Antero Midstream Vs. Kinder Morgan – Valuation
A quick look at the valuation metrics appears to give AM the edge, as it is cheaper on an EV/EBITDA and P/DCF basis and also pays out a meaningfully higher dividend yield. Furthermore, it is worth noting that AM is cheaper relative to its historical average EV/EBITDA multiple than KMI is.
Valuation Metric |
AM |
KMI |
Dividend Yield |
8.69% |
6.47% |
EV/EBITDA |
8.79x |
9.62x |
EV/EBITDA (5-Yr Avg) |
11.23x |
10.22x |
P/22E DCF |
7.67x |
8.12x |
P/23E DCF |
6.91x |
8.08x |
Investor Takeaway
Both Kinder Morgan, Inc. and Antero Midstream Corporation have solid balance sheets, business models, and very safe dividend payouts at the moment. KMI wins overall on quality given its substantially superior credit rating, larger and better diversified business model, superior near-term dividend growth prospects, and better recent track record. That said, AM holds its own when it comes to its rapidly improving balance sheet, and its cash flow profile looks quite promising for many years to come. While its near-term dividend growth profile and past track record leave much to be desired, it makes up for this with its attractive valuation and current dividend yield.

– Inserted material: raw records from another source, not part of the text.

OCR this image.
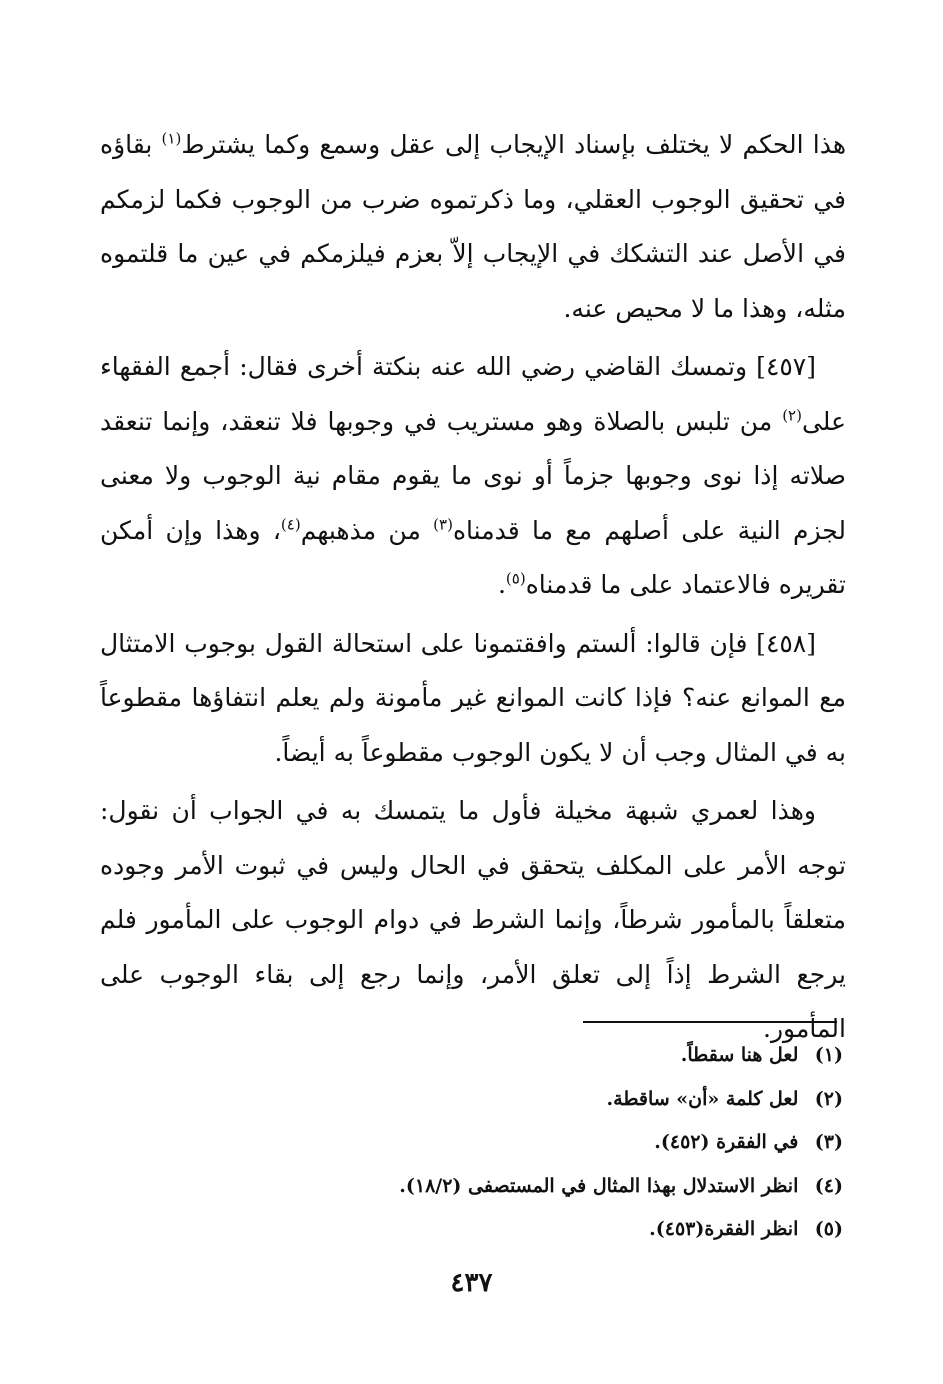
هذا الحكم لا يختلف بإسناد الإيجاب إلى عقل وسمع وكما يشترط$^{(١)}$ بقاؤه في تحقيق الوجوب العقلي، وما ذكرتموه ضرب من الوجوب فكما لزمكم في الأصل عند التشكك في الإيجاب إلاّ بعزم فيلزمكم في عين ما قلتموه مثله، وهذا ما لا محيص عنه.

[٤٥٧] وتمسك القاضي رضي الله عنه بنكتة أخرى فقال: أجمع الفقهاء على$^{(٢)}$ من تلبس بالصلاة وهو مستريب في وجوبها فلا تنعقد، وإنما تنعقد صلاته إذا نوى وجوبها جزماً أو نوى ما يقوم مقام نية الوجوب ولا معنى لجزم النية على أصلهم مع ما قدمناه$^{(٣)}$ من مذهبهم$^{(٤)}$، وهذا وإن أمكن تقريره فالاعتماد على ما قدمناه$^{(٥)}$.

[٤٥٨] فإن قالوا: ألستم وافقتمونا على استحالة القول بوجوب الامتثال مع الموانع عنه؟ فإذا كانت الموانع غير مأمونة ولم يعلم انتفاؤها مقطوعاً به في المثال وجب أن لا يكون الوجوب مقطوعاً به أيضاً.

وهذا لعمري شبهة مخيلة فأول ما يتمسك به في الجواب أن نقول: توجه الأمر على المكلف يتحقق في الحال وليس في ثبوت الأمر وجوده متعلقاً بالمأمور شرطاً، وإنما الشرط في دوام الوجوب على المأمور فلم يرجع الشرط إذاً إلى تعلق الأمر، وإنما رجع إلى بقاء الوجوب على المأمور.

(١) لعل هنا سقطاً.
(٢) لعل كلمة «أن» ساقطة.
(٣) في الفقرة (٤٥٢).
(٤) انظر الاستدلال بهذا المثال في المستصفى (١٨/٢).
(٥) انظر الفقرة(٤٥٣).
٤٣٧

Overall, our view on these two midstream businesses is that investors who want a one-stop-shop midstream business should pick Kinder Morgan, Inc. over Antero Midstream Corporation due to its greater safety and diversification. However, for investors who want a specialized value pick to augment their midstream portfolio, AM is a more intriguing pick with higher total return potential without too much additional risk.
We rate both a Buy at the moment and note that both businesses issue 1099 tax forms instead of K1 tax forms given that they are C-Corps. While we are not tax experts and this is not tax advice, in our experience this makes them suitable investments for IRAs and 401ks.